As I was reminded by my exchange with my former boss, my writing a book on fundraising wasn’t what served as a credential to help me get a job at AWS – it was the fact that people liked the book.
In order for an artifact to be used as a credential to open doors, you have to be willing to identify with it. I think of this as the “email signature test.” You have to be willing to link to your artifact in your email signature in order for it to serve as a credential.
I’m not suggesting that you literally need to link to your artifact in your email signature – you can include it in your Linkedin bio, twitter bio, or personal website instead. But the point holds that you need to be willing to link your professional identity to the artifact.
By tightly connecting your professional identity with the artifact, you’re able to leverage it as a credential. It will enable you to consistently reinforce with others that you are the creator of the artifact, which will in turn reinforce others’ view of you as a domain expert, which will open new opportunities for you.
When I would go and meet startups in different accelerators and incubators throughout the US to help them with fundraising, I would reference Oversubscribed to immediately gain credibility.

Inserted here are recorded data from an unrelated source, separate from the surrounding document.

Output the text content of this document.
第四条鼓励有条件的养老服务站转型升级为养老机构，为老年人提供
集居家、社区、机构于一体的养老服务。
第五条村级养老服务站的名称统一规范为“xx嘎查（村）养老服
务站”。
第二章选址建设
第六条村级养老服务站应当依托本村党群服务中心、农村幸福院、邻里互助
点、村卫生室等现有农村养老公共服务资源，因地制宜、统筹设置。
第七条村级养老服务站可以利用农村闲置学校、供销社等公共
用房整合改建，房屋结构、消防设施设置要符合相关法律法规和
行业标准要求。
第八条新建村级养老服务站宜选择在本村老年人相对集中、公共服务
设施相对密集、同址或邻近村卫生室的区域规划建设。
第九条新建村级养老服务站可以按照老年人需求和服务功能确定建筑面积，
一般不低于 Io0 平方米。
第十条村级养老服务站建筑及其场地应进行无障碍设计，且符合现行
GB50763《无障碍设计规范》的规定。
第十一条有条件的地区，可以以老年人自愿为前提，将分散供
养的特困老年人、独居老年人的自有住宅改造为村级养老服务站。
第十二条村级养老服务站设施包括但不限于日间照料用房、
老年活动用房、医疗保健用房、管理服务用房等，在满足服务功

Reinforcing this credential helped me earn trust and opened other doors for me, as different programs started requesting that I show up and help their startups with fundraising. Even when I wasn’t in the room to advocate for myself, people were able to reference the book as my credential.

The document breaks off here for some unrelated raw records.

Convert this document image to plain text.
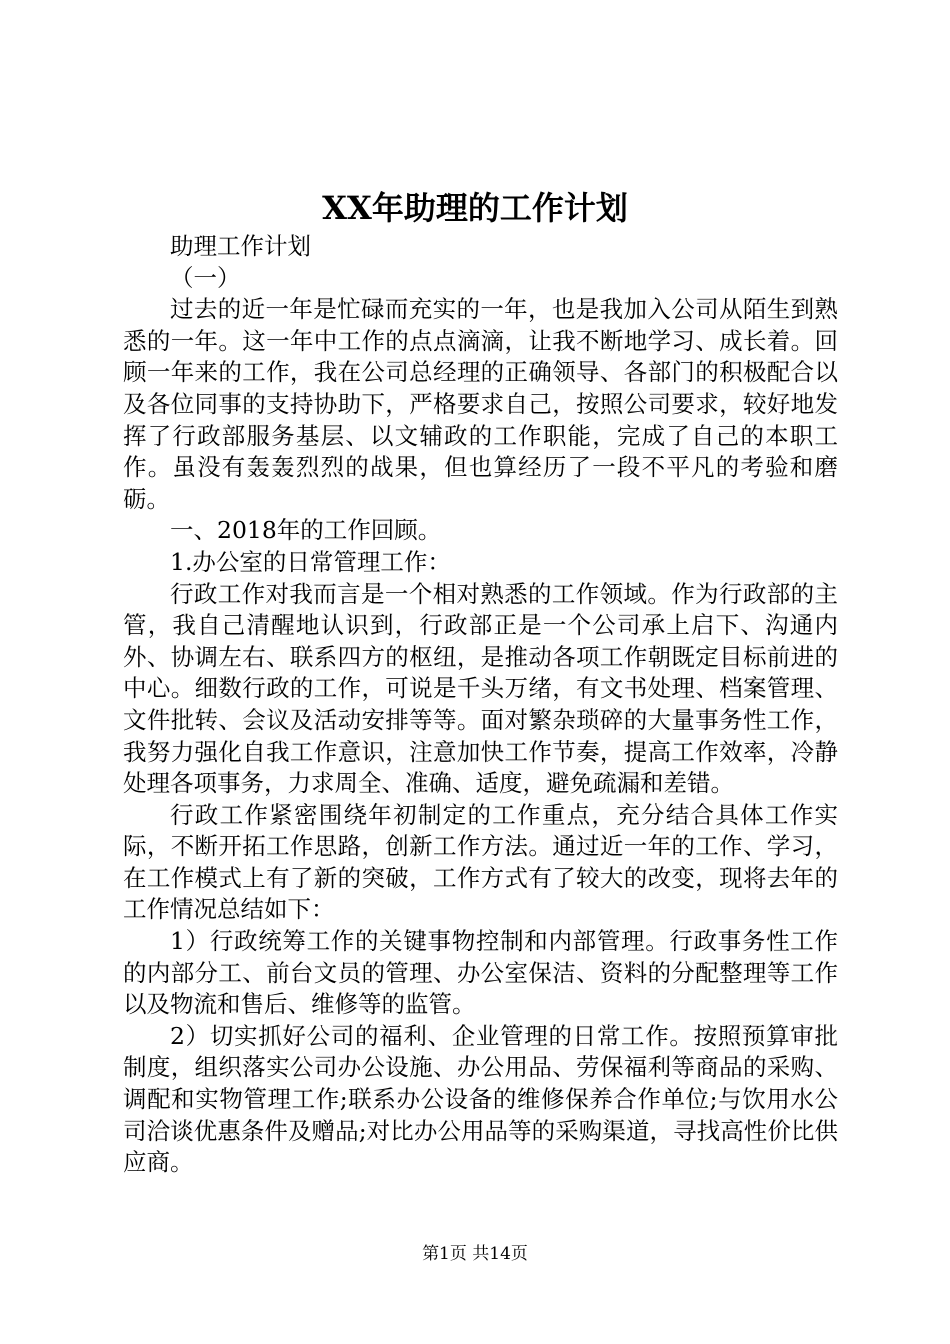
XX年助理的工作计划

助理工作计划

（一）

过去的近一年是忙碌而充实的一年，也是我加入公司从陌生到熟悉的一年。这一年中工作的点点滴滴，让我不断地学习、成长着。回顾一年来的工作，我在公司总经理的正确领导、各部门的积极配合以及各位同事的支持协助下，严格要求自己，按照公司要求，较好地发挥了行政部服务基层、以文辅政的工作职能，完成了自己的本职工作。虽没有轰轰烈烈的战果，但也算经历了一段不平凡的考验和磨砺。

一、2018年的工作回顾。

1.办公室的日常管理工作：

行政工作对我而言是一个相对熟悉的工作领域。作为行政部的主管，我自己清醒地认识到，行政部正是一个公司承上启下、沟通内外、协调左右、联系四方的枢纽，是推动各项工作朝既定目标前进的中心。细数行政的工作，可说是千头万绪，有文书处理、档案管理、文件批转、会议及活动安排等等。面对繁杂琐碎的大量事务性工作，我努力强化自我工作意识，注意加快工作节奏，提高工作效率，冷静处理各项事务，力求周全、准确、适度，避免疏漏和差错。

行政工作紧密围绕年初制定的工作重点，充分结合具体工作实际，不断开拓工作思路，创新工作方法。通过近一年的工作、学习，在工作模式上有了新的突破，工作方式有了较大的改变，现将去年的工作情况总结如下：

1）行政统筹工作的关键事物控制和内部管理。行政事务性工作的内部分工、前台文员的管理、办公室保洁、资料的分配整理等工作以及物流和售后、维修等的监管。

2）切实抓好公司的福利、企业管理的日常工作。按照预算审批制度，组织落实公司办公设施、办公用品、劳保福利等商品的采购、调配和实物管理工作;联系办公设备的维修保养合作单位;与饮用水公司洽谈优惠条件及赠品;对比办公用品等的采购渠道，寻找高性价比供应商。

第1页 共14页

Ask yourself, “would this artifact be something you’d be willing to put in your email signature?”
Can serve as a foundation for building additional assets
A great career artifact can be repurposed, extended, or built upon. They lead to other projects which can lead to new companies,
Oversubscribed has been repurposed into a fundraising talk, a fundraising workshop, a long-form blog post, and a cohort-based program for early stage founders.
Tara’s talk on Building an App Without Code led to her starting Apps Without Code.
Sahil built upon his essay with another essay two years later, No Meetings, No Deadlines, No Full-Time Employees, and now he has a book being released in October 2021 called The Minimalist Entrepreneur.
Ben built upon his 10 startup in 24 hours artifact in starting MakerPad, which was recently acquired by Zapier.
When creating these career artifacts, it’s hard to predict what additional assets we might build in the future. Without being prescriptive, it’s important to ask ourselves, “would you want to continue building things in the space you’re carving out with this artifact?” If the answer is no, that’s ok – there’s still value that can be derived from the artifact, though it likely has a ceiling.
But creating an artifact that can serve as a foundation for future projects makes it more than just a career accelerant – it can be a launchpad for the next chapters of your career.